Krogh's Principle - Philosophy and Applications

Philosophy and Applications

A central concept to Krogh's principle is evolutionary adaptation. Evolutionary theory maintains that organisms are suited to particular niches, some of which are highly specialized for solving particular biological problems. These adaptations are typically exploited by biologists in several ways:

• Methodology: (e.g. Taq polymerase and PCR): The need to manipulate biological systems in the laboratory has driven the use of an organismal specialization. One example of Krogh's principle presents itself in the heavily used Polymerase Chain Reaction (PCR), a method which relies on the rapid exposure of DNA to high heat for amplification of particular sequences of interest. DNA polymerase enzyme from many organisms would denature at high temperatures, however, to solve this problem, Chien and colleagues turned to Thermus aquaticus, a strain of bacteria native to hydrothermal vents. Thermus aquaticus has a polymerase that is heat stable at temperatures necessary for PCR. Biochemically modified Taq polymerase, as it is usually called, is now routinely used in PCR applications.

• Overcoming technical limitations: (e.g. large neurons in Mollusca): Two Nobel Prize winning bodies of study were facilitated by using ideas central to Krogh's principle to overcome technical limitations in nervous system physiology. The ionic basis of the action potential was elucidated in the squid giant axon, discovered by John Zachary Young. In 1958 Hodgkin and Huxley, developers of the original voltage clamp device and co-recipients of the 1963 Nobel Prize in Physiology or Medicine. The voltage clamp is now a central piece of technology in modern neurophysiology, but was only possible to develop using the wide diameter of the squid giant axon. Another marine mollusc, the opisthobranch Aplysia possesses relatively small number of large nerve cells that are easily identified and mapped from individual to individual. Aplysia was selected for these reasons for the study of the cellular and molecular basis of learning and memory which led to Eric Kandel's receipt of the Nobel Prize in 2000.

• Understanding more complex/subtle systems (e.g. Barn owls and sound localization): Beyond overcoming technical limitations, Krogh's principle has particularly important implications in the light of convergent evolution and homology. Either because of evolutionary history, or particular constraints on a given niche, there are not infinite solutions to all biological problems. Instead, organisms utilize similar neural algorithms, behaviors, or even structures to accomplish similar tasks.

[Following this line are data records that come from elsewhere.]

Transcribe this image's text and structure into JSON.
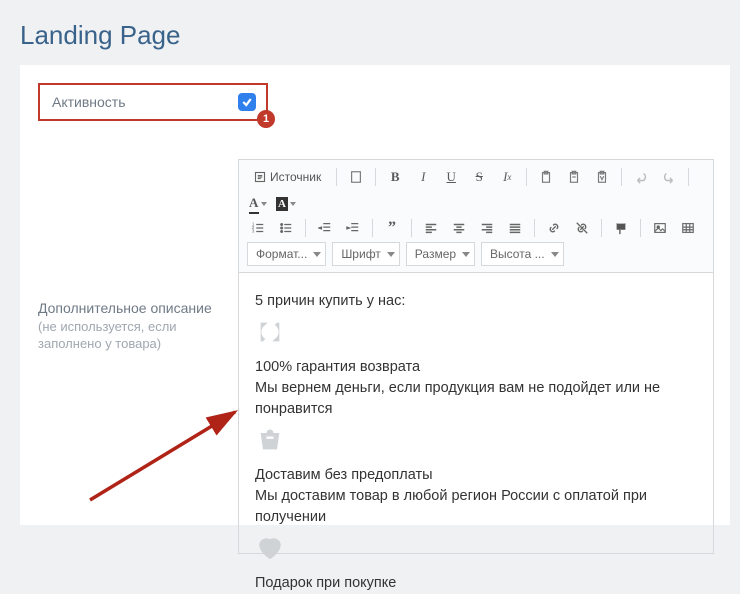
{
  "page_title": "Landing Page",
  "activity": {
    "label": "Активность",
    "checked": true,
    "badge": "1"
  },
  "description_field": {
    "label": "Дополнительное описание",
    "hint": "(не используется, если заполнено у товара)"
  },
  "toolbar": {
    "source": "Источник",
    "format": "Формат...",
    "font": "Шрифт",
    "size": "Размер",
    "lineheight": "Высота ..."
  },
  "content": {
    "heading": "5 причин купить у нас:",
    "block1_title": "100% гарантия возврата",
    "block1_text": "Мы вернем деньги, если продукция вам не подойдет или не понравится",
    "block2_title": "Доставим без предоплаты",
    "block2_text": "Мы доставим товар в любой регион России с оплатой при получении",
    "block3_title": "Подарок при покупке"
  }
}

If one's goal is to understand how the nervous system might localize objects using sound, one may take the approach of using an auditory 'specialist' such as the barn owl studied by Mark Konishi, Eric Knudsen and their colleagues. A nocturnal predator by nature, the barn owl relies heavily on using precise information on the time of arrival of sound in its ears. The information gleaned from this approach has contributed heavily to our understanding of how the brain maps sensory space, and how nervous systems encode timing information.